3D-consistent video generation could significantly impact numerous downstream applications in generation and reconstruction tasks. This work explores how simple epipolar geometry constraints can improve modern video diffusion models trained on internet-scale datasets. Despite their massive training data, these models often fail to capture the fundamental geometric principles underlying all visual content.
While traditional computer vision methods are often non-differentiable and computationally expensive, they provide reliable, mathematically grounded signals for 3D consistency evaluation. We demonstrate that aligning diffusion models through a preference-based optimization framework using pairwise epipolar geometry constraints yields videos with superior visual quality, enhanced 3D consistency, and significantly improved motion stability.
Our approach bridges modern video diffusion models with classical computer vision algorithms using epipolar geometry constraints as reward signals in a preference-based finetuning framework.
Generate diverse videos using pretrained generators and compute their epipolar geometry consistency scores using the Sampson distance to identify well-constrained vs. unconstrained examples.
Train policy using Flow-DPO to prefer geometrically consistent outputs by learning from paired examples ranked by epipolar error, without requiring differentiable rewards.
Apply the updated policy to enhance 3D consistency in the base video diffusion model, leading to more stable camera trajectories and reduced artifacts.
Our epipolar-aligned model significantly reduces artifacts and enhances motion smoothness, resulting in more geometrically consistent 3D scenes.

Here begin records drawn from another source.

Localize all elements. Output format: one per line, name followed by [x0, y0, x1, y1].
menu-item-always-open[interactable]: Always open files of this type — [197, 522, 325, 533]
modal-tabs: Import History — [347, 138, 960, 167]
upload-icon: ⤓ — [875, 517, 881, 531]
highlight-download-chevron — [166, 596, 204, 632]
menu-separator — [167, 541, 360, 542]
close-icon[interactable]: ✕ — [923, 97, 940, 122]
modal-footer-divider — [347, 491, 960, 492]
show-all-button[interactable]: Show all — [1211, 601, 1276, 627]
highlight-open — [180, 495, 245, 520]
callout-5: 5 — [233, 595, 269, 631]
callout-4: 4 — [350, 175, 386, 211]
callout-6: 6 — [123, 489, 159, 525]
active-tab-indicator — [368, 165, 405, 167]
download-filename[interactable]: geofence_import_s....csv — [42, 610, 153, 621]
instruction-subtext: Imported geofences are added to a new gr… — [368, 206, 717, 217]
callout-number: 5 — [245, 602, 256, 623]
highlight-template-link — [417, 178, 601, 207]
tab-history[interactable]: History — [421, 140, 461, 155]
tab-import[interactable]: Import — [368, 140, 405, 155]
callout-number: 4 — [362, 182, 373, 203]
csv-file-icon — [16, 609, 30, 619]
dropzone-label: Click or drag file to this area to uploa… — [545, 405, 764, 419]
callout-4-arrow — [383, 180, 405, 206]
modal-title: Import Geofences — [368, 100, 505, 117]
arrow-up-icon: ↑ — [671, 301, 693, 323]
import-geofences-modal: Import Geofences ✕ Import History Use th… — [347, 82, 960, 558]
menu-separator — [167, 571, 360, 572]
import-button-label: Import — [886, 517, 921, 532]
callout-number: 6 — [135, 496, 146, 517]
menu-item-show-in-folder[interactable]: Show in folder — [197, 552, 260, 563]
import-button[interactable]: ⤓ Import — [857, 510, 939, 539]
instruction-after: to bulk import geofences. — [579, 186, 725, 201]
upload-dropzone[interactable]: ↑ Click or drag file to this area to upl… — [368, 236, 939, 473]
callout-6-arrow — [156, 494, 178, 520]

To demonstrate our model, we present examples where the generated video from the original model lacks 3D consistency. Below you can toggle between baseline model results and our approach for direct comparison.
We evaluate our approach using VBench metrics, and direct 3D geometry evaluations. For 3D reconstruction (PSNR, SSIM, LPIPS), we measure 3D scene reconstruction quality with Gaussian splatting.
| Method | Sampson Error ↓ | Perspective ↑ | PSNR ↑ | SSIM ↑ | LPIPS ↓ | Human Eval |
|---|---|---|---|---|---|---|
| Baseline | 0.190 | 0.426 | 22.32 | 0.706 | 0.343 | 54.1% |
| Ours | 0.131 | 0.428 | 23.13 | 0.729 | 0.315 | 71.8% |
| Method | Background Consistency | Aesthetic Quality | Temporal Flickering | Motion Smoothness |
|---|---|---|---|---|
| Baseline | 0.930 | 0.541 | 0.958 | 0.981 |
| Ours | 0.942 | 0.551 | 0.969 | 0.984 |
We presented a novel approach for enhancing 3D consistency in video diffusion models by leveraging classical epipolar geometry constraints as preference signals. Our work demonstrates that aligning modern generative models with fundamental geometric principles can significantly improve the spatial coherence of generated content without requiring complex 3D supervision.
The resulting models generate videos with notably fewer geometric inconsistencies and more stable camera trajectories while preserving creative flexibility. This work highlights how classical computer vision algorithms can effectively complement deep learning approaches, addressing limitations in purely data-driven systems.